Als je slaapt, ontspannen je spieren. De hersenen houden prikkels uit je omgeving tegen, zodat je niet zomaar wakker wordt. Je slaapt volgens een bepaald patroon: een slaapcyclus. Een normale nachtrust bestaat uit ongeveer vijf slaapcycli. Eén slaapcyclus duurt ongeveer 90 minuten en bestaat uit vier fasen.
Inslapen (fase N1)
Als je in slaap valt, kunnen je ogen langzaam heen en weer bewegen. Dat gaat nog even door in de eerste, lichtste slaapfase N1. In deze fase is het erg makkelijk om wakker te worden. Bijvoorbeeld door geluiden of een slaapstuip. Bij een slaapstuip spannen je spieren kort aan waardoor het lijkt alsof je valt.
Lichte slaap (fase N2)
Meestal gaat de slaapfase N1 binnen enkele minuten over in de tweede fase (N2). Wakker worden is dan moeilijker dan in de eerste fase (N1). Over de hele nacht heen ben je meestal het vaakst in fase N2, vooral later in de nacht.
Diepe slaap (fase N3)
Tijdens je diepe slaap is je ademhaling langzaam en klopt je hart minder snel. Je lichaam maakt zich klaar voor een nieuwe dag. Wakker worden is nu moeilijk.
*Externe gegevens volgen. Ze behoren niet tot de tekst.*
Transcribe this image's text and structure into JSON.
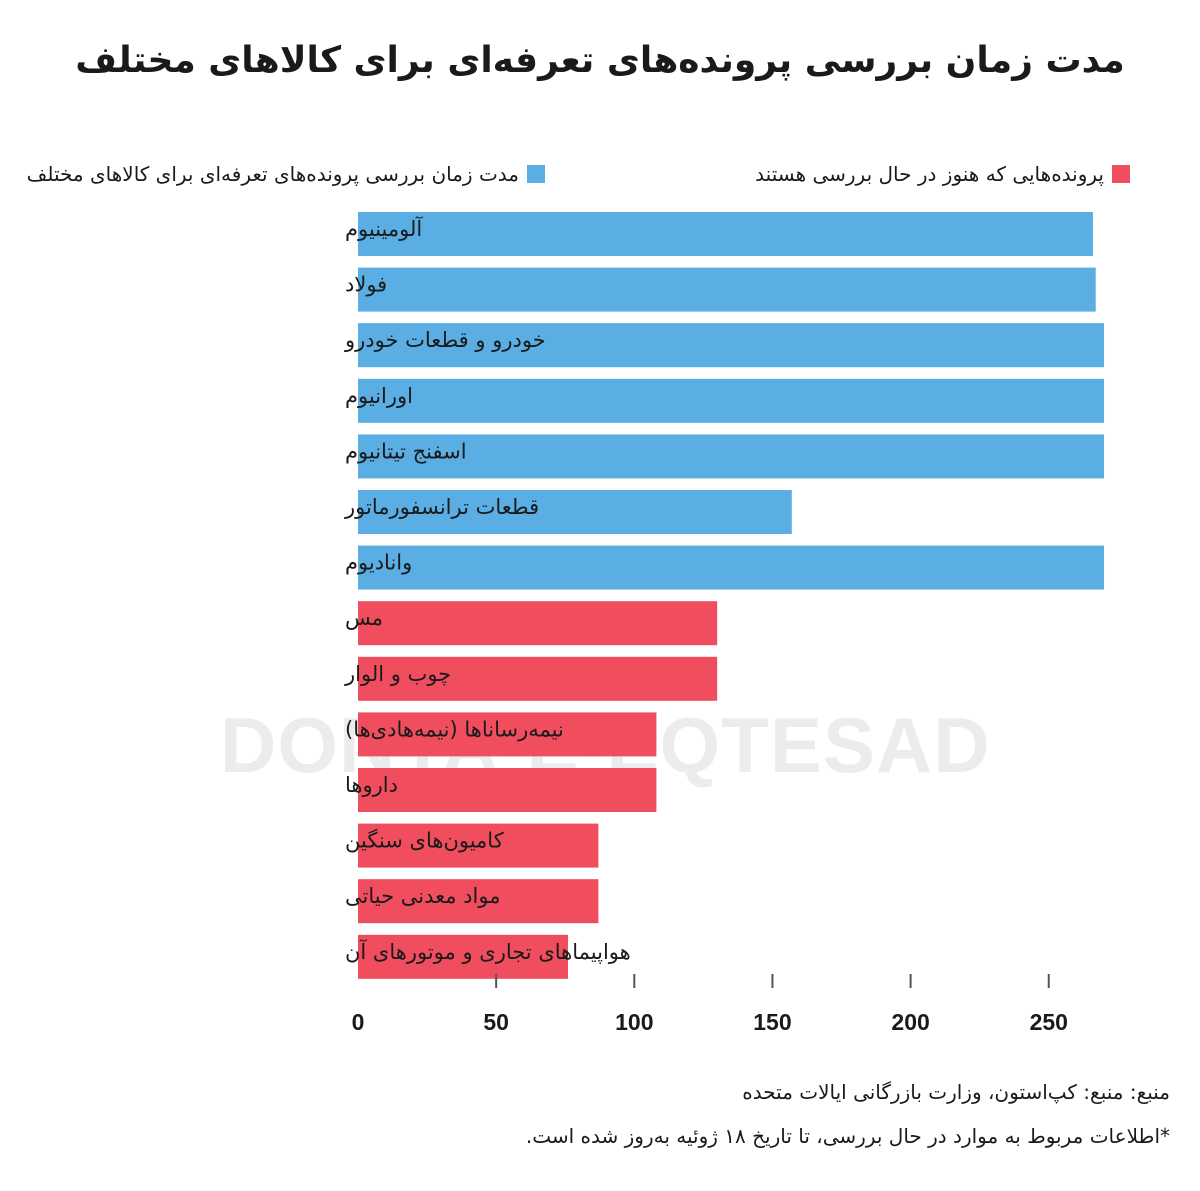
{
  "chart_data": {
    "type": "bar",
    "orientation": "horizontal",
    "title": "مدت زمان بررسی پرونده‌های تعرفه‌ای برای کالاهای مختلف",
    "legend": [
      {
        "name": "پرونده‌هایی که هنوز در حال بررسی هستند",
        "color": "#f04e5e"
      },
      {
        "name": "مدت زمان بررسی پرونده‌های تعرفه‌ای برای کالاهای مختلف",
        "color": "#5aaee3"
      }
    ],
    "legend_placement": "top",
    "categories": [
      "آلومینیوم",
      "فولاد",
      "خودرو و قطعات خودرو",
      "اورانیوم",
      "اسفنج  تیتانیوم",
      "قطعات  ترانسفورماتور",
      "وانادیوم",
      "مس",
      "چوب و الوار",
      "نیمه‌رساناها  (نیمه‌هادی‌ها)",
      "داروها",
      "کامیون‌های سنگین",
      "مواد معدنی حیاتی",
      "هواپیماهای تجاری و موتورهای آن"
    ],
    "values": [
      266,
      267,
      270,
      270,
      270,
      157,
      270,
      130,
      130,
      108,
      108,
      87,
      87,
      76
    ],
    "status": [
      "done",
      "done",
      "done",
      "done",
      "done",
      "done",
      "done",
      "pending",
      "pending",
      "pending",
      "pending",
      "pending",
      "pending",
      "pending"
    ],
    "xlim": [
      0,
      270
    ],
    "xticks": [
      "0",
      "50",
      "100",
      "150",
      "200",
      "250"
    ],
    "grid": false
  },
  "colors": {
    "done": "#5aaee3",
    "pending": "#f04e5e"
  },
  "watermark": "DONYA-E-EQTESAD",
  "footer": {
    "source": "منبع: منبع: کپ‌استون، وزارت بازرگانی ایالات متحده",
    "note": "*اطلاعات مربوط به موارد در حال بررسی، تا تاریخ ۱۸ ژوئیه به‌روز شده است."
  }
}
Gebeurt dat toch, dan kun je even in de war zijn en niet weten waar je bent.
Droomslaap (REM-slaap)
Tijdens de droomslaap zijn je ademhaling en het ritme van je hart onregelmatig. Je bloeddruk stijgt. Je spieren zijn in deze fase helemaal ontspannen of zelfs verlamd. Dat zorgt ervoor dat je niet beweegt tijdens je slaap. In deze fase kunnen de meest levendige dromen voorkomen, maar ook in de andere fases kun je dromen. Je onthoudt ze meestal niet allemaal. Maar als je wakker wordt tijdens je REM-slaap, weet je je droom wel. Tijdens de droomslaap bewegen je ogen snel heen en weer. Daarom wordt de droomslaap ook wel Rapid Eye Movement of REM-slaap genoemd.